We know now that he didn't of course, and even if he had the cherubim wouldn't have allowed him or any of the rest of us back into the Garden. Christ on the cross is the only way back everlasting paradise in that tradition. As for the Buddhist approach, there are threatening threshold guardians in that tradition as well, but the Buddha essentially says don't mind them, the way is open come on in. Since living in the East I can confirm this much is true. I see the threshold guardians all the time here. They may be in the from of Nio (human-like) at the sides of a Buddhist temple gate or Koma inu (Lion dogs) at the entrance to Shinto shrines, but make no mistake, these and the cherubim are one in the same. While threshold guardian symbols have varied over the millennia and regions the motif, like that of the tree, appears in myths dating back many thousands of years before the lives of Christ or the Buddha or even the Biblical account of the Garden. No matter the tradition, however, they are symbols of that which is inside of us.  Fear and desire.  Let go of all desire and fear and you can walk right past them and reenter the realm of eternal life. 


Fear and Desire. The third temptation of the Buddha was social duty.
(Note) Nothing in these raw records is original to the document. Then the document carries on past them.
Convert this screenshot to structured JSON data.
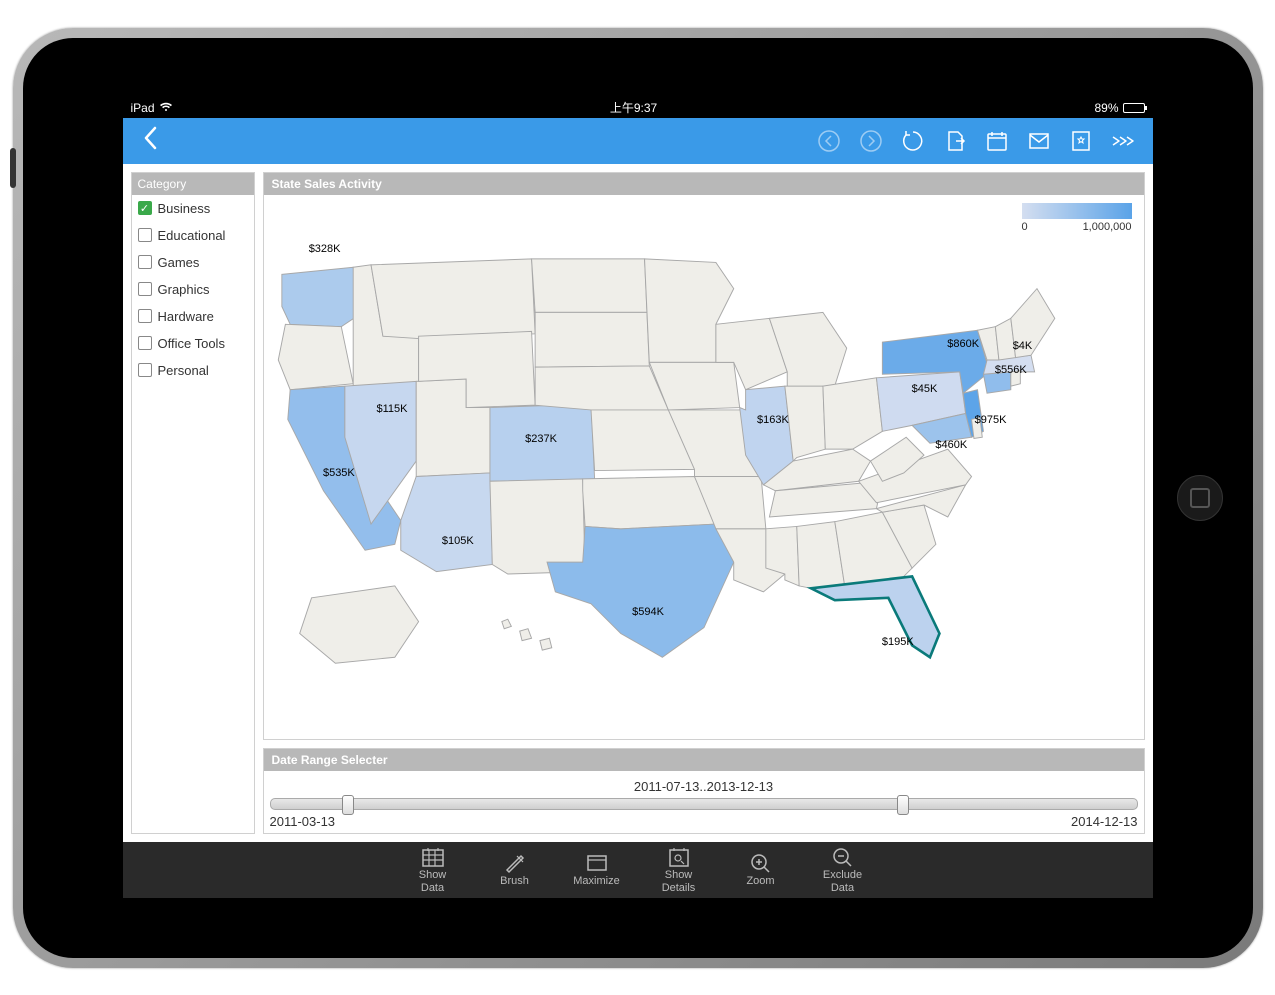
{
  "status": {
    "carrier": "iPad",
    "time": "上午9:37",
    "battery_pct": "89%"
  },
  "topbar": {
    "icons": [
      "back-icon",
      "history-back-icon",
      "history-forward-icon",
      "refresh-icon",
      "export-icon",
      "calendar-icon",
      "mail-icon",
      "bookmark-icon",
      "more-icon"
    ]
  },
  "sidebar": {
    "header": "Category",
    "items": [
      {
        "label": "Business",
        "checked": true
      },
      {
        "label": "Educational",
        "checked": false
      },
      {
        "label": "Games",
        "checked": false
      },
      {
        "label": "Graphics",
        "checked": false
      },
      {
        "label": "Hardware",
        "checked": false
      },
      {
        "label": "Office Tools",
        "checked": false
      },
      {
        "label": "Personal",
        "checked": false
      }
    ]
  },
  "map_panel": {
    "title": "State Sales Activity",
    "legend_min": "0",
    "legend_max": "1,000,000"
  },
  "chart_data": {
    "type": "choropleth",
    "title": "State Sales Activity",
    "legend_range": [
      0,
      1000000
    ],
    "value_format": "$K",
    "selected_state": "Florida",
    "states": [
      {
        "state": "Washington",
        "label": "$328K",
        "value": 328000
      },
      {
        "state": "Nevada",
        "label": "$115K",
        "value": 115000
      },
      {
        "state": "California",
        "label": "$535K",
        "value": 535000
      },
      {
        "state": "Arizona",
        "label": "$105K",
        "value": 105000
      },
      {
        "state": "Colorado",
        "label": "$237K",
        "value": 237000
      },
      {
        "state": "Texas",
        "label": "$594K",
        "value": 594000
      },
      {
        "state": "Illinois",
        "label": "$163K",
        "value": 163000
      },
      {
        "state": "Florida",
        "label": "$195K",
        "value": 195000
      },
      {
        "state": "Pennsylvania",
        "label": "$45K",
        "value": 45000
      },
      {
        "state": "Maryland",
        "label": "$460K",
        "value": 460000
      },
      {
        "state": "New Jersey",
        "label": "$975K",
        "value": 975000
      },
      {
        "state": "New York",
        "label": "$860K",
        "value": 860000
      },
      {
        "state": "Connecticut",
        "label": "$556K",
        "value": 556000
      },
      {
        "state": "Massachusetts",
        "label": "$4K",
        "value": 4000
      }
    ]
  },
  "date_panel": {
    "title": "Date Range Selecter",
    "range_label": "2011-07-13..2013-12-13",
    "min_label": "2011-03-13",
    "max_label": "2014-12-13",
    "handle_left_pct": 9,
    "handle_right_pct": 73
  },
  "tools": [
    {
      "label": "Show Data",
      "icon": "table-icon"
    },
    {
      "label": "Brush",
      "icon": "brush-icon"
    },
    {
      "label": "Maximize",
      "icon": "maximize-icon"
    },
    {
      "label": "Show Details",
      "icon": "details-icon"
    },
    {
      "label": "Zoom",
      "icon": "zoom-in-icon"
    },
    {
      "label": "Exclude Data",
      "icon": "zoom-out-icon"
    }
  ]
}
Thou Shalt! Do what your told. Believe what you're supposed to believe, or at least lie and say you believe it!  


“In all traditional systems, whether of the Orient or of the Occident, the authorized mythological forms are presented in its to which the individual is expected to respond with an experience of commitment and belief. But suppose he fails to do so? Suppose the entire inheritance of mythological, theological, and philosophical forms fails to wake in him any authentic response of this kind? ?How then is he to behave? The normal way is to fake it, to feel oneself to be inadequate, to pretend to believe, to strive to believe, and to live, in the imitation of others, an inauthentic life. The authentic creative way, on the other hand, which I would term the way of art as opposed to religion, is, rather, to reverse this authoritative order. 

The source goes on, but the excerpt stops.